Conversion pipeline: Remove encoding declaraions from HTML documents to guarantee that there is only a single encoding declaration in the output HTML. Fixes #773337 (html2epub convertion produces double "charset" directive in EPUB)

2025-07-09 03:04:10 -04:00 · 2011-04-29 10:32:27 -06:00 · 2011-04-29 10:32:27 -06:00 · b9098e8520
commit b9098e8520
parent 107912f63f
1 changed files with 2 additions and 1 deletions
--- a/src/calibre/ebooks/oeb/base.py
+++ b/src/calibre/ebooks/oeb/base.py
@ -16,7 +16,7 @@ from urllib import unquote as urlunquote
 from lxml import etree, html
 from calibre.constants import filesystem_encoding, __version__
 from calibre.translations.dynamic import translate
-from calibre.ebooks.chardet import xml_to_unicode
+from calibre.ebooks.chardet import xml_to_unicode, strip_encoding_declarations
 from calibre.ebooks.oeb.entitydefs import ENTITYDEFS
 from calibre.ebooks.conversion.preprocess import CSSPreProcessor
 from calibre import isbytestring, as_unicode, get_types_map
@ -853,6 +853,7 @@ class Manifest(object):
            self.oeb.log.debug('Parsing', self.href, '...')

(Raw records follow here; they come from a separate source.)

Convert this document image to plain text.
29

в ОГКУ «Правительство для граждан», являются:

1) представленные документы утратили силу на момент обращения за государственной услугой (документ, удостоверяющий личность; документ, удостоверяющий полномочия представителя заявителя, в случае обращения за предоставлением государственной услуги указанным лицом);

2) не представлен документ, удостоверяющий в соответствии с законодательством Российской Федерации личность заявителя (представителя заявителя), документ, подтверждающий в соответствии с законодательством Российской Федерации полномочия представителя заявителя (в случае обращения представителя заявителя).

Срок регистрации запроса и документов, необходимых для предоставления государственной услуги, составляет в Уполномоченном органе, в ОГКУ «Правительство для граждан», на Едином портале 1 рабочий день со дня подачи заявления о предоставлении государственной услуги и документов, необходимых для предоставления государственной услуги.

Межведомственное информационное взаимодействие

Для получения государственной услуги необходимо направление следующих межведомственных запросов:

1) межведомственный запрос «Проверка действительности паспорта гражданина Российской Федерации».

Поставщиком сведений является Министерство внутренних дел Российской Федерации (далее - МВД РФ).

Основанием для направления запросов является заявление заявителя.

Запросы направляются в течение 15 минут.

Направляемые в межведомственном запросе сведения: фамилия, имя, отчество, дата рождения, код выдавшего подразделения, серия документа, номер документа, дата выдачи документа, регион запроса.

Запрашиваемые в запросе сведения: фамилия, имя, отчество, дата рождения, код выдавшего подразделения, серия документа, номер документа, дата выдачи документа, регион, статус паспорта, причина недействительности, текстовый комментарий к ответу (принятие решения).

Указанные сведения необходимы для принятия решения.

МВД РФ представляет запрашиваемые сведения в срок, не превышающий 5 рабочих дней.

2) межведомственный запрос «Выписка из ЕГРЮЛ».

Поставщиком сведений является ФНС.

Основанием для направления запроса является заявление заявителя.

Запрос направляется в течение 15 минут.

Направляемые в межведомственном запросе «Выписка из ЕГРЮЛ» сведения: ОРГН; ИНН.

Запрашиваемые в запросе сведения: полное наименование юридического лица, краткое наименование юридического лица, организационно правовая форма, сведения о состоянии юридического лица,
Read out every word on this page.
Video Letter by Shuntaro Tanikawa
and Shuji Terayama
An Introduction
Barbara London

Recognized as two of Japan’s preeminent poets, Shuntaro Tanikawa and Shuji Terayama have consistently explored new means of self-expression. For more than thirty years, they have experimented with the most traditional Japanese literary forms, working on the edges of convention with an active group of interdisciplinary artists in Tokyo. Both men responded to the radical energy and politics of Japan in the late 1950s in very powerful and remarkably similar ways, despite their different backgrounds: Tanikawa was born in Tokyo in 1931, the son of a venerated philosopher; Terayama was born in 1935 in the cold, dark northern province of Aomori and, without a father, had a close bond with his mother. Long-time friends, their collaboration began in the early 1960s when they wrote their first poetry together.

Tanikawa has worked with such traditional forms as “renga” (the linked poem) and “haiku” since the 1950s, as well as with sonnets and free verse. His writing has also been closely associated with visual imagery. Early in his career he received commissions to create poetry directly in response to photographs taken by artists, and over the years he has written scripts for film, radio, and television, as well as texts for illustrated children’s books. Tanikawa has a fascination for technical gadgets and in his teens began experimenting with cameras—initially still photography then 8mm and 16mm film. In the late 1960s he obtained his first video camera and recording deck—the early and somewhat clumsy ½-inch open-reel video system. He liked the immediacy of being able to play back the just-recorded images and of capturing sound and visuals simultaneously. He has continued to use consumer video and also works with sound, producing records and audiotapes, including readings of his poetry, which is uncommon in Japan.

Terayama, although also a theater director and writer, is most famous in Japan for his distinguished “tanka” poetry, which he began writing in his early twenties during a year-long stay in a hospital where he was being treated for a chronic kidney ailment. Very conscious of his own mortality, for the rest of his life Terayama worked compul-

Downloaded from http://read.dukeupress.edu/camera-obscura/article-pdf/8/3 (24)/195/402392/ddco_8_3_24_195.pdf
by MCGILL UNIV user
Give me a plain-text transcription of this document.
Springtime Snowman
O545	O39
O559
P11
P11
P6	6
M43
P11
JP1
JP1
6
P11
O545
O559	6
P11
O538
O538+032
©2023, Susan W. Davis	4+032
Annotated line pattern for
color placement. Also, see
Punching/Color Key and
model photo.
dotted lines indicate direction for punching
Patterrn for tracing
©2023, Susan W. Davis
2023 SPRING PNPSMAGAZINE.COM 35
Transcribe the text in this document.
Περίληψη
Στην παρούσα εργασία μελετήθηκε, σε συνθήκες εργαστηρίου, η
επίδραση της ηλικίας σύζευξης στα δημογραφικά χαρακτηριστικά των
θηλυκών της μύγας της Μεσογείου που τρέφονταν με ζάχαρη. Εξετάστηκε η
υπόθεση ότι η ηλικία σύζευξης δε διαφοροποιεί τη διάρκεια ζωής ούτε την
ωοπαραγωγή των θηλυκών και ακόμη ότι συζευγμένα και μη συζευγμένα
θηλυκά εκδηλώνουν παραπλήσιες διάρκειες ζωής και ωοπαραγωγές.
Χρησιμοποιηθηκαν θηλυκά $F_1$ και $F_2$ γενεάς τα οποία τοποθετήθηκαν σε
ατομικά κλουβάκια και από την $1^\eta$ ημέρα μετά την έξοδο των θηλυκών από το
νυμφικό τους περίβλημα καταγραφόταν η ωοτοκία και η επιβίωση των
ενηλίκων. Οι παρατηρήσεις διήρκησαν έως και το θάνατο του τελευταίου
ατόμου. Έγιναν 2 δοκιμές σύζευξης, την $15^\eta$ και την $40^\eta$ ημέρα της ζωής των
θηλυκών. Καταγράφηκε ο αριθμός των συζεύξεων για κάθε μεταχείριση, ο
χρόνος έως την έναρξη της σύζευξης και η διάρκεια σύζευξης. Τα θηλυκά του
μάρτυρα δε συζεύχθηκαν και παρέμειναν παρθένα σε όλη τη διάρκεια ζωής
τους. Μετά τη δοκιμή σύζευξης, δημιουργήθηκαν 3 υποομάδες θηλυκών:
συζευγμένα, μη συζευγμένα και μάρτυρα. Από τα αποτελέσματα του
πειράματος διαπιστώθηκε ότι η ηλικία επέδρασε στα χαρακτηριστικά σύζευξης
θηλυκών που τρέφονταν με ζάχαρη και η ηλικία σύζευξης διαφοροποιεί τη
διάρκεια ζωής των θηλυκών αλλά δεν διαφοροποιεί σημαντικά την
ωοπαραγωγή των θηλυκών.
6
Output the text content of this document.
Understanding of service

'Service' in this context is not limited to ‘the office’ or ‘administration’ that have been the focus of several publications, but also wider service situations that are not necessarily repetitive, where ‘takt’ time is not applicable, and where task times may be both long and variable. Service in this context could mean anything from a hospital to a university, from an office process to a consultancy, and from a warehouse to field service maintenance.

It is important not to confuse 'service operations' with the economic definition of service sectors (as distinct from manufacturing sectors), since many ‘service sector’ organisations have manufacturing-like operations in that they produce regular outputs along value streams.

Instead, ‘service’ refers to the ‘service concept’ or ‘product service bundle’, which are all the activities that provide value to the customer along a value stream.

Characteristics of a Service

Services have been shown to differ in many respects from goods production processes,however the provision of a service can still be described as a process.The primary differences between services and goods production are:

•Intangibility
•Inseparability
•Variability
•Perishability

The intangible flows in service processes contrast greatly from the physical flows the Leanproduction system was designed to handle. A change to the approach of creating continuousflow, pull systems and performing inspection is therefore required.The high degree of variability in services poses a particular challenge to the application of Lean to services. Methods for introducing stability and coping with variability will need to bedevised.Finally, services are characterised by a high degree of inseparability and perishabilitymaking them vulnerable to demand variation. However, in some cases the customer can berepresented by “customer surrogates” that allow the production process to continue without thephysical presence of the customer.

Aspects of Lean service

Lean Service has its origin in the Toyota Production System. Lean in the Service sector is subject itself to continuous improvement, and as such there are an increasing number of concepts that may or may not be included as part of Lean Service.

            # Convert to Unicode and normalize line endings
            data = self.oeb.decode(data)
            data = strip_encoding_declarations(data)
            data = self.oeb.html_preprocessor(data)
            # There could be null bytes in data if it had &#0; entities in it
            data = data.replace('\0', '')